Era chiaro che di lì a poco si sarebbe scatenata una tempesta coi fiocchi, diede perciò disposizioni al resto della ciurma di ammaliare le vele, fu allora che notò la figura di Luffy, rannicchiato sulla testa del leone di prua.
Si diede mentalmente uno schiaffo in fronte, cenando si era completamente dimenticata del capitano, trasportata dall'atmosfera festaiola che si era creata.
'Chopper' gridò Nami, guardandosi intorno in cerca del medico di bordo 'Aiutami, Luffy è qui fuori da ore'
Avvicinandosi alla postazione preferita del capitano, la ragazza notò che si stava svegliando, guardandola come se non la riconoscesse.
Aveva i capelli scompigliati, gli occhi rossi e gonfi di pianto, il volto pallido e tremava visibilmente. Un velo di rossore gli attraversava il volto.
'Luffy' disse la navigatrice quando lo raggiunse 'Presto, vieni sotto-'
Non fece in tempo a finire la frase. Le parole le morirono in bocca alla vista del suo capitano che, sfinito e tremante come una foglia, si accasciava ai suoi piedi respirando a malapena.
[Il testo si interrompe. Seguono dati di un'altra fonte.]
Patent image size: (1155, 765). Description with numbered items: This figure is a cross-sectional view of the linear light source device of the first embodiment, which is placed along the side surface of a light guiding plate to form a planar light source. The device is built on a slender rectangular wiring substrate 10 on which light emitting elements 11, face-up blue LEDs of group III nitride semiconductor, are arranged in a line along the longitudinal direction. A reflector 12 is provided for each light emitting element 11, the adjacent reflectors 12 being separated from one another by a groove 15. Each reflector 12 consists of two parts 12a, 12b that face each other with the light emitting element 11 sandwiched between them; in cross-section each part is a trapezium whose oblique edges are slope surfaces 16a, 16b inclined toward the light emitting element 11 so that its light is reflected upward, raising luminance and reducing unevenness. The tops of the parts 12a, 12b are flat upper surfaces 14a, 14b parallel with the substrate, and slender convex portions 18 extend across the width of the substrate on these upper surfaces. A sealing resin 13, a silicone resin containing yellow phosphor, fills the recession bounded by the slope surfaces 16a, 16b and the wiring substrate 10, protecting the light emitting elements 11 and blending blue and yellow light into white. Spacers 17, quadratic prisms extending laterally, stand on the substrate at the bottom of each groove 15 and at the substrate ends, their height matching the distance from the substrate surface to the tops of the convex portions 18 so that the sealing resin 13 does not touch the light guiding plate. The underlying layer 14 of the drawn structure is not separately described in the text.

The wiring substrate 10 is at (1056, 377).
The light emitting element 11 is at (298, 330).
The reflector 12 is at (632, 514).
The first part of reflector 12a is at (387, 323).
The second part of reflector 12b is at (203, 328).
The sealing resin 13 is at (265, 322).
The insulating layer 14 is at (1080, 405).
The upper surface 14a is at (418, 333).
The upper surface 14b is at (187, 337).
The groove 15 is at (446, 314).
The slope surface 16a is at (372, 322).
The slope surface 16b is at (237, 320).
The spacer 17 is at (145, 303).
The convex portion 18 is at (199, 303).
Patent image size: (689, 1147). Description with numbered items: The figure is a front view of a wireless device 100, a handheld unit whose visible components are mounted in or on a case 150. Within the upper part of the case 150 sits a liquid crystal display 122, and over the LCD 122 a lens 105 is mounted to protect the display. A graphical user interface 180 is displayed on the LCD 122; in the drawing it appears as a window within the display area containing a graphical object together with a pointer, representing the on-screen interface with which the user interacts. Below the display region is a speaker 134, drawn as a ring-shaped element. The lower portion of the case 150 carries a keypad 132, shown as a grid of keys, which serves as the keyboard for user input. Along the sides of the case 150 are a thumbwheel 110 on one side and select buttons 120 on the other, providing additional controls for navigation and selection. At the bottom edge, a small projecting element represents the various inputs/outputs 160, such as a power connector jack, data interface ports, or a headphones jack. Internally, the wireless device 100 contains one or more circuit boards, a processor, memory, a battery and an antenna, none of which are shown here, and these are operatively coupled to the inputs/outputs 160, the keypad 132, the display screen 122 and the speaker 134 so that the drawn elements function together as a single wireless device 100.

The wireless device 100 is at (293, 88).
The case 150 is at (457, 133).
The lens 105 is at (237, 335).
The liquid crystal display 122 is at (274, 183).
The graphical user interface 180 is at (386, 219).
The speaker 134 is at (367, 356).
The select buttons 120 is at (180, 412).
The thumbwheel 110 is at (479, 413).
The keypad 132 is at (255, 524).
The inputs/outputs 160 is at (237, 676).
Fu colta dal panico e sentì il suo corpo irrigidirsi come una pietra. Riusciva solo a guardare impotente e con occhi sgranati la figura di Luffy sdraiato ai suoi piedi, il corpo scosso da violenti tremori.
Le voci dei suoi compagni le giungevano ovattato mentre correvano per la nave preparandosi per la tempesta o accorrevano per soccorrere il loro capitano. I momenti che seguirono sono solo ricordi sfocati nella mente della ragazza.
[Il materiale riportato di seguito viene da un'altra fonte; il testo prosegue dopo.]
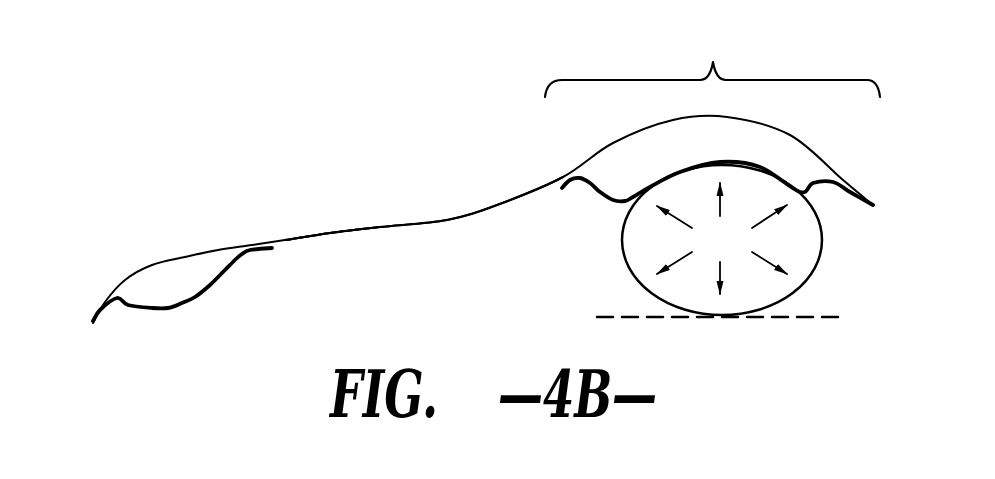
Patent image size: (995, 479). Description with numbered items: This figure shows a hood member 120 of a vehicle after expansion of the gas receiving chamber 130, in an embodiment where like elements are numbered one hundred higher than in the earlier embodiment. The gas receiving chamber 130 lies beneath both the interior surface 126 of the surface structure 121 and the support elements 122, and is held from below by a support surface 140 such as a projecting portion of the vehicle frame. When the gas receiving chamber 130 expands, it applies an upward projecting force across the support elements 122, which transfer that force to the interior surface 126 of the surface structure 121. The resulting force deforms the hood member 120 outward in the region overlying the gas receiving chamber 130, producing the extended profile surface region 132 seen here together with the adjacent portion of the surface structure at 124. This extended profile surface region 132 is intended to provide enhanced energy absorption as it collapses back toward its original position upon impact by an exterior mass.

Vide i suoi compagni portare Luffy sottocoperta e sentì Chopper parlare di 'Ipotermia' e 'Assideramento'. Il resto sono ricordi confusi di mani che la guidavano è parole di conforto come 'andrà tutto bene' o 'starà bene' ma tutto ciò a cui poteva pensare era 'se lo avessi convinto, anche se lo avessi trascinato sottocoperta ora non sarebbe in fin di vita. La colpa è mia e solo mia.' I pensieri che le affollavano la mente non le permisero di dormire quella notte. Si addormentò intorno alle 4 e sognò il giorno in cui aveva conosciuto i suoi primi nakama. Nel sonno il suo volto fu solcato da due lacrime.


ANGOLO AUTRICE
Buon giorno, Buona sera, Buon pomeriggio, insomma buon quel che volete. Spero che il primo capito vi sia piaciuto! Avevo in mente di fare di questa storia una OneShot ma è da troppo tempo che la voglio pubblicare quindi.... Si. Questa storia non dovrebbe venire troppo lunga, ma in caso ci fossero cambiamenti, lo sapete!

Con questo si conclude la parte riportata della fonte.